Companies involved in the supply of rescue and emergency service aircraft and other vehicles, as well as those operating in supplying crude oil and its derivatives, and natural gas, will also not need to pay VAT.

Will the tax raise the cost of living? 

It is expected that the impact of the VAT on the cost of living will be limited, especially as the rate that will be applied in the Sultanate is considered low when compared with those applied in other countries around the world.

This means that the impact of this tax on the prices of goods and services will be limited. It should also be noted that the sectors of healthcare, education, financial services and basic foodstuffs will not be covered by value-added tax.

How will it be ensured that the tax is not used as an excuse to raise prices? 

The Value Added Tax will be applied according to regulations and controls through which businesses must clarify the amount of value-added tax the consumer will bear for each good and service at the outlet, and provide the necessary information that helps the consumer to choose the appropriate goods and services.
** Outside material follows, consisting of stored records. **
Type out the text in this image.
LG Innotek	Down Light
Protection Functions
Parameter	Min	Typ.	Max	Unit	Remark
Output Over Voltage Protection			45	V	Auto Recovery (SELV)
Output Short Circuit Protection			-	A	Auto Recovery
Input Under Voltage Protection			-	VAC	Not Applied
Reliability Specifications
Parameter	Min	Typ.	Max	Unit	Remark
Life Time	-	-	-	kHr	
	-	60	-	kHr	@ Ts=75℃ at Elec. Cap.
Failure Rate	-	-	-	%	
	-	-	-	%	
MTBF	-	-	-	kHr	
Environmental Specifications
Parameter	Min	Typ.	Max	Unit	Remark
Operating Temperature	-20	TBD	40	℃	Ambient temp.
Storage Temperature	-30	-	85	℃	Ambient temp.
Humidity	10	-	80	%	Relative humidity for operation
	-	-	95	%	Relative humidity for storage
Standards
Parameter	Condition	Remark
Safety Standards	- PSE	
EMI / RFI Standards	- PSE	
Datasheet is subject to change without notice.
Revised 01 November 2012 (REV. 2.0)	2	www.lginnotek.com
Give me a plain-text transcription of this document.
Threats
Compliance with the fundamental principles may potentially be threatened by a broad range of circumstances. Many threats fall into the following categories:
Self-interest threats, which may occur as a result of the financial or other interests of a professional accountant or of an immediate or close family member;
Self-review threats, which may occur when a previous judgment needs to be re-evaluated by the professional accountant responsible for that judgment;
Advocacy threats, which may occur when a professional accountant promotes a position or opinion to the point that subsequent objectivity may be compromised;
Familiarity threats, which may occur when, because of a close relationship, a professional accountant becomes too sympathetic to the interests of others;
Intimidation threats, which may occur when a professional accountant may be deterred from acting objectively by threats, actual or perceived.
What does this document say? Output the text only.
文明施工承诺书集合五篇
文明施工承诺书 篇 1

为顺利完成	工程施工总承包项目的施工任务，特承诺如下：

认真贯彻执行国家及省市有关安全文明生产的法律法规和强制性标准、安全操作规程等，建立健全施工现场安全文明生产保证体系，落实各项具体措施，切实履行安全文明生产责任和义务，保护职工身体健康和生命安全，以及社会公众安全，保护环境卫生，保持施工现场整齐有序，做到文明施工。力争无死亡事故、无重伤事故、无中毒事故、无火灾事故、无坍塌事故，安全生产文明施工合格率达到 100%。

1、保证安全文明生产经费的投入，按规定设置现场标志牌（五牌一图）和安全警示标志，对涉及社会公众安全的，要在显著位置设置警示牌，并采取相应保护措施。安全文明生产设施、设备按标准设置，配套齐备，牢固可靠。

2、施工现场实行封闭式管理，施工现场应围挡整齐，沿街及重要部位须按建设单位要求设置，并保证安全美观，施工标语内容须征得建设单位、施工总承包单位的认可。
This tax rate is also recorded in the establishment’s invoice according to the regulations that control VAT in the country.

Will VAT affect visitors and tourists coming to the Sultanate? 

Visitors and tourists will be responsible for VAT on their taxable purchases, and will be entitled to a refund of the tax according to certain conditions that will be specified in the regulations, including the type of goods eligible for refunds, and the minimum refundable value for them.